Johannes Graf
Winter zwischen Regen und Schnee
Heute zeigt sich der Himmel meist bedeckt. Während es im Nordosten und Südosten überwiegend trocken bleibt, fallen sonst gebietsweise Niederschläge, im Westen und Südwesten in tiefen Lagen häufig als Regen, andernorts oft als Schnee. Im Bergland kann es anfangs stellenweise gefrierenden Regen geben. Die Temperaturen steigen im Norden und Osten auf 0 bis 2 Grad, sonst werden 2 bis 6 Grad erreicht. In der Nordosthälfte weht ein schwacher bis mäßiger Ostwind, an der Küste mitunter stürmisch, während es in der Südwesthälfte meist ruhig bleibt.
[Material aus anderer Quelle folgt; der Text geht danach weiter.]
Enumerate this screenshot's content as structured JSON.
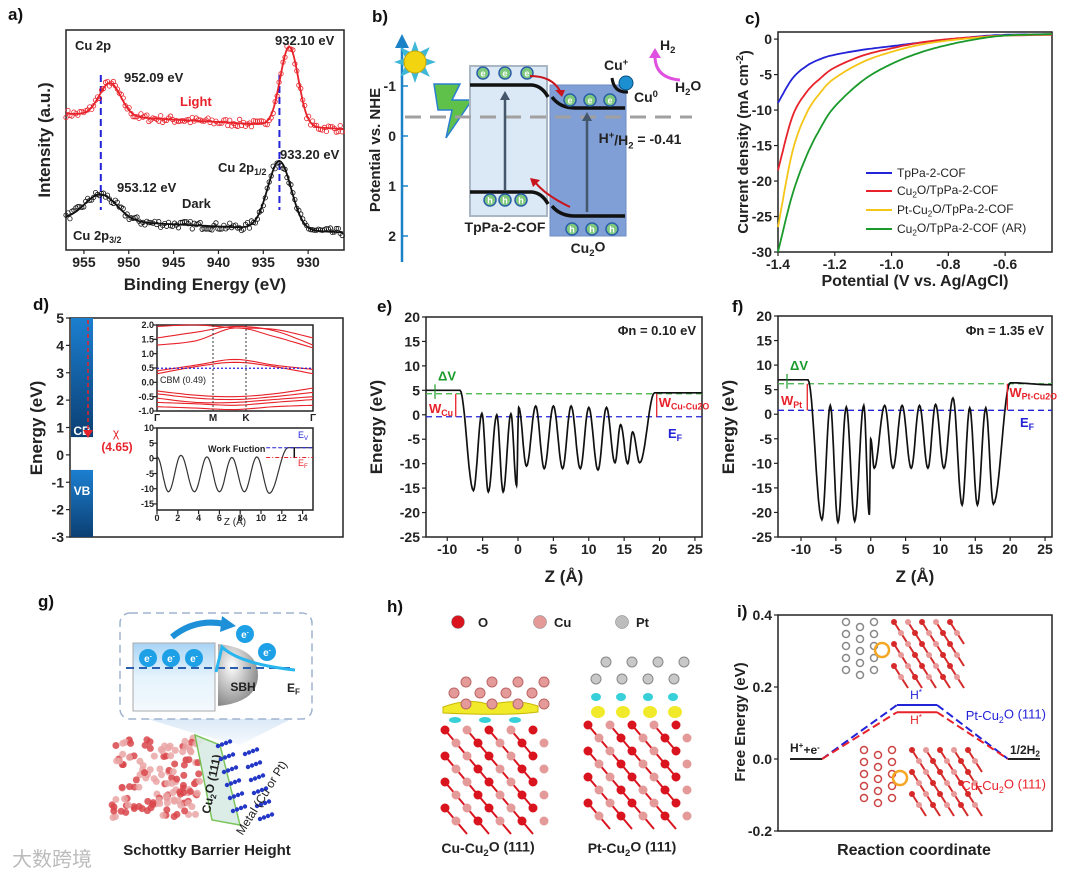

In der Nacht zum Donnerstag bleibt es bedeckt. Im Nordosten und Osten verläuft die Nacht abgesehen von einzelnen schwachen Schneeschauern an der Ostsee meist trocken. Sonst fällt gebietsweise leichter bis mäßiger Schnee, ganz im Westen im Tiefland auch Regen. Dabei besteht Glättegefahr. Entlang des Rheins bleibt es frostfrei, sonst sinken die Temperaturen häufig auf 0 bis -5 Grad.
Die Wetteraussichten:
Am Donnerstag dominieren erneut viele Wolken. Gebietsweise gibt es Niederschläge, im Westen und Südwesten in tiefen Lagen Regen, sonst Schnee. Nordöstlich der Elbe bleibt es meist trocken. Die Höchstwerte liegen um 0 Grad in der Nordosthälfte und bei 1 bis 5 Grad in den übrigen Regionen. Dazu weht in der Nordhälfte ein mäßiger Ostwind mit steifen Böen an der Küste, im Süden bleibt es schwachwindig.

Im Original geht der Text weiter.